Chronic pain is defined as pain that lasts at least 12 weeks or a long time after the
injury has healed.
Chronic pain represents a malfunction in the brain's pain processing systems. The
pain signals take detours into areas of the brain involved with emotion, attention
and perception of danger and can cause gray matter to atrophy. That may explain
why some chronic pain sufferers lose some cognitive ability.
More than 116 million American adults—one-third of the population—struggle
with chronic pain, and many are inadequately treated, according to a report by the
Institute of Medicine in July, 2011
Yet abuse of pain medication is rampant. Annual deaths due to overdoses of
painkillers quadrupled, to 14,800, between 1998 and 2008, according to the
Centers for Disease Control and Prevention. The painkiller Vicodin is now the
most prescribed drug in the U.S. Opioids are getting approval for usage.
"There is a growing recognition that drugs are only part of the solution and that
people who live with chronic pain have to develop a strategy that calls upon
some inner resources," says Josephine Briggs, director of national Center for
Complementary and Alternative Medicine (NCCAM), which has funded much of
the research into alternative approaches to pain relief.
How we think about pain is how we feel the pain.
Neuroscientists are reaching this conclusion as they use the scanning technologies
to see how the brain processes pain.
That is the principle behind many mind-body approaches to chronic pain that are
proving effective in clinical trials.
Some are as old as meditation, hypnosis and tai chi, while others are far more
high tech. In studies at Stanford University's Neuroscience and Pain Lab, subjects
can watch their own brains react to pain in real-time and learn to control their
response—much like building up a muscle.
When subjects focused on something distracting instead of the pain, they
had more activity in the higher-thinking parts of their brains. When they "re-
evaluated" their pain emotionally—"Yes, my back hurts, but I won't let that stop
me"—they had more activity in the deep brain structures that process emotion.

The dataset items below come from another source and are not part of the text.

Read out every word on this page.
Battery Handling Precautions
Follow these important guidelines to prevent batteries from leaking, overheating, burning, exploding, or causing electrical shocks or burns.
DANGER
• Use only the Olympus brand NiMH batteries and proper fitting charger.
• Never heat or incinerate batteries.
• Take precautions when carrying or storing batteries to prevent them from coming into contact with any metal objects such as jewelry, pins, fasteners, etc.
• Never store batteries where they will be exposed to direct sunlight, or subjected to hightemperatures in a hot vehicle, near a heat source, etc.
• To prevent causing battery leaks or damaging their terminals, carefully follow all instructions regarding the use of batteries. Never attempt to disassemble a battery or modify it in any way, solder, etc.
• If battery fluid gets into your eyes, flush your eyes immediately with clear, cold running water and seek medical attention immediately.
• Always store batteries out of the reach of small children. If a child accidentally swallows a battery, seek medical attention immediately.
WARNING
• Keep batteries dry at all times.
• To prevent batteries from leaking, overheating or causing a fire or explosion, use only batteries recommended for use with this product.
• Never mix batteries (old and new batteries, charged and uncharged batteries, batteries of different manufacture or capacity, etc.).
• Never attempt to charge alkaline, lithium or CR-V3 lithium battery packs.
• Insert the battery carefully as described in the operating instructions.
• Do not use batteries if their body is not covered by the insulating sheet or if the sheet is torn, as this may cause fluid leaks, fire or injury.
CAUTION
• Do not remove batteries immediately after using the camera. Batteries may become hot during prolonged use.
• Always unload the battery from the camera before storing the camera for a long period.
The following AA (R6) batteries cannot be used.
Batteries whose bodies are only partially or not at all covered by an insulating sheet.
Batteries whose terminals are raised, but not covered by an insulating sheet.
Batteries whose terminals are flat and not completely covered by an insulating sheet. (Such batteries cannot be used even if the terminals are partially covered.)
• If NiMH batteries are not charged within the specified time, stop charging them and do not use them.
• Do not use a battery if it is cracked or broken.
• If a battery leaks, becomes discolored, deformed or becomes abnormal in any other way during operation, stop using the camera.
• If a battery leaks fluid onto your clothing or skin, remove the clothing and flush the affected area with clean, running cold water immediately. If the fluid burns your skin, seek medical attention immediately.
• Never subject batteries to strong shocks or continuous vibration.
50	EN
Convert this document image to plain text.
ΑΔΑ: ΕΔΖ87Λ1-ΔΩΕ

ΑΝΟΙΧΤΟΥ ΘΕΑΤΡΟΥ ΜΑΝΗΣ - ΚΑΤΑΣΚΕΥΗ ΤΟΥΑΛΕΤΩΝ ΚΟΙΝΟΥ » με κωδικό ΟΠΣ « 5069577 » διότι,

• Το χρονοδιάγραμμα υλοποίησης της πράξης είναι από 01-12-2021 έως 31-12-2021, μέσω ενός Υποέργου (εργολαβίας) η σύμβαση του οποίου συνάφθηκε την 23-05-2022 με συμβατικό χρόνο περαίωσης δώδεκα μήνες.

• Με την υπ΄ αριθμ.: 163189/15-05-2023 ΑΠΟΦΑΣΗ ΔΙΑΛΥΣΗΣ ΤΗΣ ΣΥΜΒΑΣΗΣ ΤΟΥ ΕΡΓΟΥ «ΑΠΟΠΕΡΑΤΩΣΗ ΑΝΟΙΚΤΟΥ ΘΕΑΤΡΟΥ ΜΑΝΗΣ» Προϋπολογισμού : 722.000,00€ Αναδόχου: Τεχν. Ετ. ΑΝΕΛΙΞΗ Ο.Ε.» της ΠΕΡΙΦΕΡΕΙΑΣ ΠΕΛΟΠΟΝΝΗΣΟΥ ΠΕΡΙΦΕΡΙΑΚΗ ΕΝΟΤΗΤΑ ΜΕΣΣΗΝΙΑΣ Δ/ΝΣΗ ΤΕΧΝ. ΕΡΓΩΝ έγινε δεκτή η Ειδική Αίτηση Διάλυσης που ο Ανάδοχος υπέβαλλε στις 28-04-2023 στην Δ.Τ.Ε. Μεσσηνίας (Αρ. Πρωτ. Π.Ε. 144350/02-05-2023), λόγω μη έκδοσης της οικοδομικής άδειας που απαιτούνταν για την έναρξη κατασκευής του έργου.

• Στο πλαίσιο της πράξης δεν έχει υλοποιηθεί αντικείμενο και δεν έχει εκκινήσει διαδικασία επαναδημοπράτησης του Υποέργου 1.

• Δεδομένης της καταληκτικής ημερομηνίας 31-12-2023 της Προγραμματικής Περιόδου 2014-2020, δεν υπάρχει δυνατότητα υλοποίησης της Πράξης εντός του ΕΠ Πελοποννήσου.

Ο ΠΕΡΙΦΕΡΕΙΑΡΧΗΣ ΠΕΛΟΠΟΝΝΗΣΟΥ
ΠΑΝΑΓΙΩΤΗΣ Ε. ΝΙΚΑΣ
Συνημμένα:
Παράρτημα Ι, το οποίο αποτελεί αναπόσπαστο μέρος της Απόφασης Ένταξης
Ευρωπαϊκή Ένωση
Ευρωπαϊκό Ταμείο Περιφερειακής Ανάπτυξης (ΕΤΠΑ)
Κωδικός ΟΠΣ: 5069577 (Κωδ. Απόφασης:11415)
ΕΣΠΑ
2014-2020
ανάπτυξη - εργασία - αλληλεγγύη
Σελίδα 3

Either way, they were able to ease their own pain significantly, according to a
study in the journal Anesthesiology in October, 2011.
When we go to Gym and workout, or take part in a marathon, and our muscles
are sore, we interpret it as positive and say we worked hard or we had a good
workout. But, persons with chronic pain like fibromyalgia are getting similar pain
signals, but they experience them very differently, especially if they fear they will
never get better.
"The mind is like an onion. The outer layer, or conscious mind, deals with
intelligence, reality, and logic. The inner mind is concerned with emotion,
imagination, and memory, as well as the autonomic nervous system which
automatically controls our internal organs (i.e., how we breathe, send oxygen to
our blood cells, or walk without using the conscious mind.) The internal mind is
on autopilot, reacting to the dictates of the pleasure principle. It seeks pleasure and
avoids pain" (Warren, 2003, pp. 175-6).
We are all carrying the baggage (I like to call it a black bag), from our past
experience and we use that information to make projections about what we expect
to happen in the future.
According to Gestalt theory, string theory and Pythagoras, we make connections
to past events of pain associated with emotion and link them. We link all the pain
episodes though they are separated by many days, months are years and link them
and draw a conclusion we are always in pain. The dysfunction "feeds on itself,
like a record player just giving you back what you record on it, only many fold,
more every time another pain episode happens. “You get into a vicious cycle of
more pain, more anxiety, more fear, and more depression. We need to interrupt
that cycle."
We need to break that chain. Integrative/holistic modalities help us do just that.